The DL does work the back muscles, the lats, traps, and of course the spinal erectae. But the prime movers are always going to be the hamstrings, glutes and quads (the extent of each depends on the variation of deadlift).
My understanding has been that the lower back works in isometric fashion, holding the vertebrae in position in relation to the hip. There’s no way they actually move shit in the concentric portion unless you round your back on the eccentric, and if you’re using any appreciable weight, I doubt you can re-arch your back if you do.
The same goes with the RDL, or SDL, the lower back isn’t “lifting” shit, or shouldn’t be. They are working though, same with the upper back muscles. And just for the record, both variations shift even more focus on the leg muscles.
I can see why someone would include DL’s in an upper body session, due to the stimulus to the upper back (lots of weight will do that). However saying “your back is lifting” is misleading, if not somewhat ignorant.
So in summary: my original point a page back.[/quote]
[quote]LiveFromThe781 wrote:
just out of curiosity, what do you deadlift? im hoping the guy saying i shouldnt be allowed out of the play pen is at least stronger than me[/quote]
170kg 3 weeks ago, 85kg bodyweight. That’s like asking another racecar driver what’s his fastest time when he doesn’t know how the wheels end up turning.
I don’t expect a high degree of technical knowledge on the internet but deadlifting not a leg exercise? That’s like saying the pull up is used primarily to train the grip?? Please??

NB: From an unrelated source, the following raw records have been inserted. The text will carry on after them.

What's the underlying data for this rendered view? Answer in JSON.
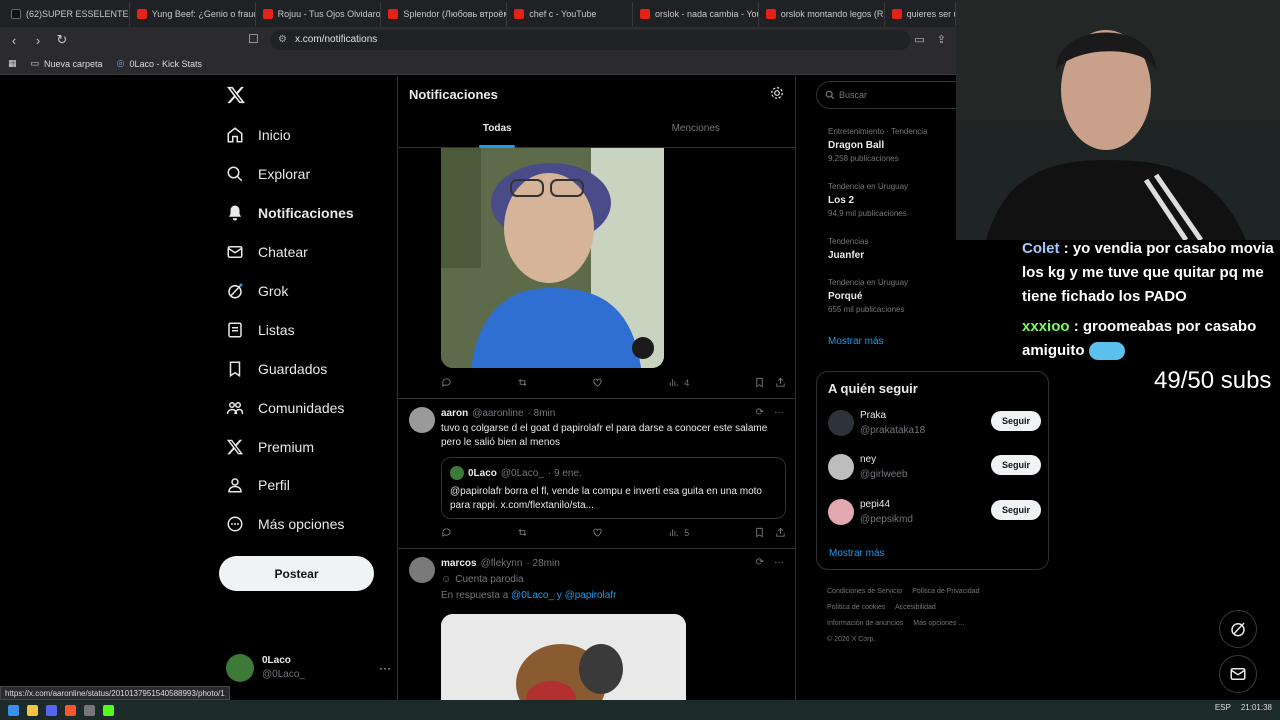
{
  "browser": {
    "tabs": [
      {
        "title": "(62)SUPER ESSELENTE #pe",
        "icon": "tiktok"
      },
      {
        "title": "Yung Beef: ¿Genio o fraud",
        "icon": "youtube"
      },
      {
        "title": "Rojuu - Tus Ojos Olvidaron",
        "icon": "youtube"
      },
      {
        "title": "Splendor (Любовь втроём",
        "icon": "youtube"
      },
      {
        "title": "chef c - YouTube",
        "icon": "youtube"
      },
      {
        "title": "orslok - nada cambia - You",
        "icon": "youtube"
      },
      {
        "title": "orslok montando legos (R",
        "icon": "youtube"
      },
      {
        "title": "quieres ser u",
        "icon": "youtube"
      }
    ],
    "url": "x.com/notifications",
    "bookmarks": [
      {
        "label": "Nueva carpeta",
        "icon": "folder-icon"
      },
      {
        "label": "0Laco - Kick Stats",
        "icon": "kick-icon"
      }
    ]
  },
  "sidebar": {
    "items": [
      {
        "label": "Inicio",
        "icon": "home-icon",
        "active": false
      },
      {
        "label": "Explorar",
        "icon": "search-icon",
        "active": false
      },
      {
        "label": "Notificaciones",
        "icon": "bell-icon",
        "active": true
      },
      {
        "label": "Chatear",
        "icon": "mail-icon",
        "active": false
      },
      {
        "label": "Grok",
        "icon": "grok-icon",
        "active": false
      },
      {
        "label": "Listas",
        "icon": "list-icon",
        "active": false
      },
      {
        "label": "Guardados",
        "icon": "bookmark-icon",
        "active": false
      },
      {
        "label": "Comunidades",
        "icon": "communities-icon",
        "active": false
      },
      {
        "label": "Premium",
        "icon": "x-icon",
        "active": false
      },
      {
        "label": "Perfil",
        "icon": "user-icon",
        "active": false
      },
      {
        "label": "Más opciones",
        "icon": "more-icon",
        "active": false
      }
    ],
    "post_label": "Postear",
    "account": {
      "name": "0Laco",
      "handle": "@0Laco_"
    }
  },
  "main": {
    "title": "Notificaciones",
    "tabs": [
      "Todas",
      "Menciones"
    ],
    "first_actions": {
      "views": "4"
    },
    "tweet1": {
      "name": "aaron",
      "handle": "@aaronline",
      "time": "· 8min",
      "text": "tuvo q colgarse d el goat d papirolafr el para darse a conocer este salame pero le salió bien al menos",
      "quote": {
        "name": "0Laco",
        "handle": "@0Laco_",
        "time": "· 9 ene.",
        "text": "@papirolafr borra el fl, vende la compu e inverti esa guita en una moto para rappi. x.com/flextanilo/sta..."
      },
      "views": "5"
    },
    "tweet2": {
      "name": "marcos",
      "handle": "@flekynn",
      "time": "· 28min",
      "parody": "Cuenta parodia",
      "reply_prefix": "En respuesta a",
      "reply_handles": "@0Laco_ y @papirolafr"
    }
  },
  "right": {
    "search_placeholder": "Buscar",
    "trends": [
      {
        "context": "Entretenimiento · Tendencia",
        "name": "Dragon Ball",
        "count": "9.258 publicaciones"
      },
      {
        "context": "Tendencia en Uruguay",
        "name": "Los 2",
        "count": "94,9 mil publicaciones"
      },
      {
        "context": "Tendencias",
        "name": "Juanfer",
        "count": ""
      },
      {
        "context": "Tendencia en Uruguay",
        "name": "Porqué",
        "count": "655 mil publicaciones"
      }
    ],
    "show_more": "Mostrar más",
    "follow_title": "A quién seguir",
    "follow": [
      {
        "name": "Praka",
        "handle": "@prakataka18",
        "button": "Seguir"
      },
      {
        "name": "ney",
        "handle": "@girlweeb",
        "button": "Seguir"
      },
      {
        "name": "pepi44",
        "handle": "@pepsikmd",
        "button": "Seguir"
      }
    ],
    "follow_more": "Mostrar más",
    "footer": [
      "Condiciones de Servicio",
      "Política de Privacidad",
      "Política de cookies",
      "Accesibilidad",
      "Información de anuncios",
      "Más opciones ...",
      "© 2026 X Corp."
    ]
  },
  "overlay": {
    "chat": [
      {
        "user": "Colet",
        "text": ": yo vendia por casabo movia los kg y me tuve que quitar pq me tiene fichado los PADO"
      },
      {
        "user": "xxxioo",
        "text": ": groomeabas por casabo amiguito"
      }
    ],
    "subs": "49/50 subs"
  },
  "status_url": "https://x.com/aaronline/status/2010137951540588993/photo/1",
  "taskbar": {
    "lang": "ESP",
    "time": "21:01:38"
  },
  "colors": {
    "accent": "#1d9bf0",
    "bg": "#000000",
    "text": "#e7e9ea",
    "muted": "#71767b"
  }
}
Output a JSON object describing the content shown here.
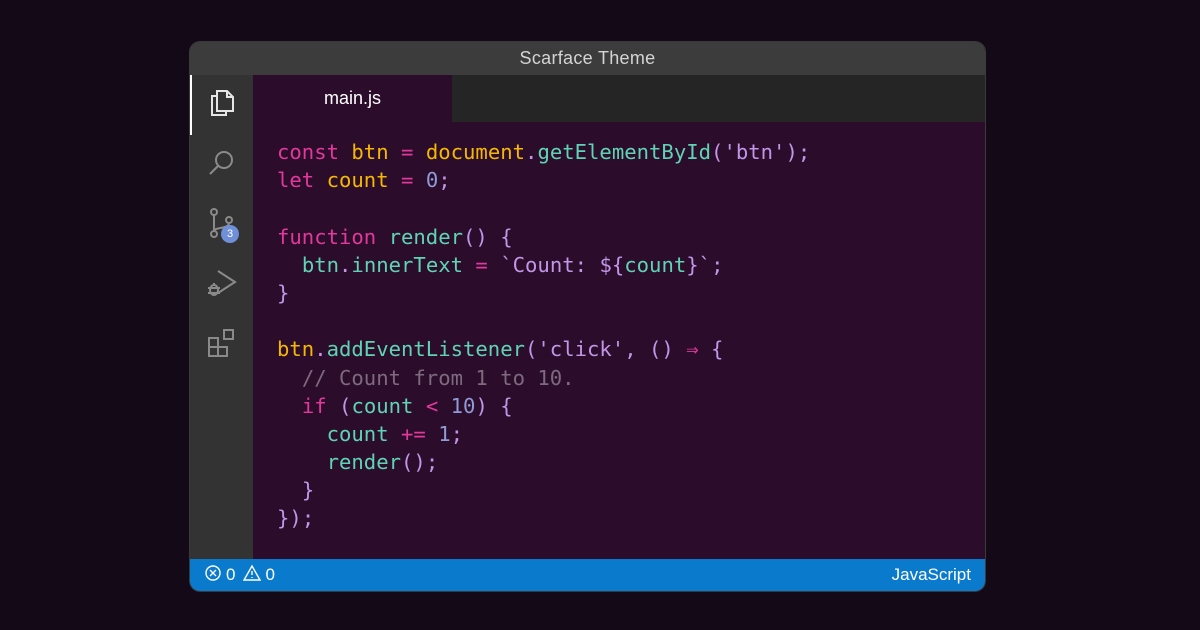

[quote]LiveFromThe781 wrote:
danchubb wrote:
Holy shit what the hell is going on in this thread. Deadlifts, as has been said before, use the WHOLE posterior chain. Yes, glutes and hamstrings are involved, and yes as they insert into the joints that are MOVING, they tend to be considered PRIME MOVERS.
And romanian deadlifts emphasize hamstrings MORE, as you are getting huge hip extension.
And will someone please explain how the hamstrings ONLY work in the eccentric portion? Like, what? They aren’t used on the way up at all, but they magically take over the lift on the way down? Do goodmornings not work the hamstrings as well?
This is unbelievable.
you understand that a GM is the same movement as a RDL with different bar placement…right?
[/quote]
Thanks for responding to the rest of the points raised. The more important ones.
[quote]LiveFromThe781 wrote:
i must be doing something wrong then.
because i get no glute or quad DOMS when i deadlift
but i get glute DOMS when i leg press
and while i do get DOMS in my hams from RDLing
i also get DOMS in my back, especially traps.
i guess your guys’ lower bodies start right below the chest[/quote]
?
DOMS? really?
This has nothing to do with DOMS. I got DOMS in my mid back when I first started benching, does that make the bench press a back exercise?
Muscles that contribute in an exercise may be stimulated to the point of soreness if they aren’t adapted to that exercise; it doesn’t make them prime movers.
Just as the bench is considered a chest/tri/delt exercise, the DL is a lower body movement, because those are the muscles that are doing most of the work. If you use them to stimulate growth or what not in your traps, mid back, grip etc, great, just don’t categorize the exercise as such.
[quote]stockzy wrote:
LiveFromThe781 wrote:
just out of curiosity, what do you deadlift? im hoping the guy saying i shouldnt be allowed out of the play pen is at least stronger than me
170kg 3 weeks ago, 85kg bodyweight. That’s like asking another racecar driver what’s his fastest time when he doesn’t know how the wheels end up turning.
I don’t expect a high degree of technical knowledge on the internet but deadlifting not a leg exercise? That’s like saying the pull up is used primarily to train the grip?? Please??[/quote]
you have a 370x3
i have a 455x7
i deadlift nearly 100 pounds more than you for double the reps.
idk, maybe the guy who deadlifts on back day has a stronger deadlift for a reason?
and how the fuck do you lift a weight back up with your hamstrings? i didnt know muscles could change their functionality whenever convenient for internet posters.
ok… recap, this is definately not a good idea at least for me if you don’t have a day of rest between the barbell rows and deadlifts… my back is a little fucked up fight now because of it.
[quote]LiveFromThe781 wrote:
stockzy wrote:
LiveFromThe781 wrote:
just out of curiosity, what do you deadlift? im hoping the guy saying i shouldnt be allowed out of the play pen is at least stronger than me
170kg 3 weeks ago, 85kg bodyweight. That’s like asking another racecar driver what’s his fastest time when he doesn’t know how the wheels end up turning.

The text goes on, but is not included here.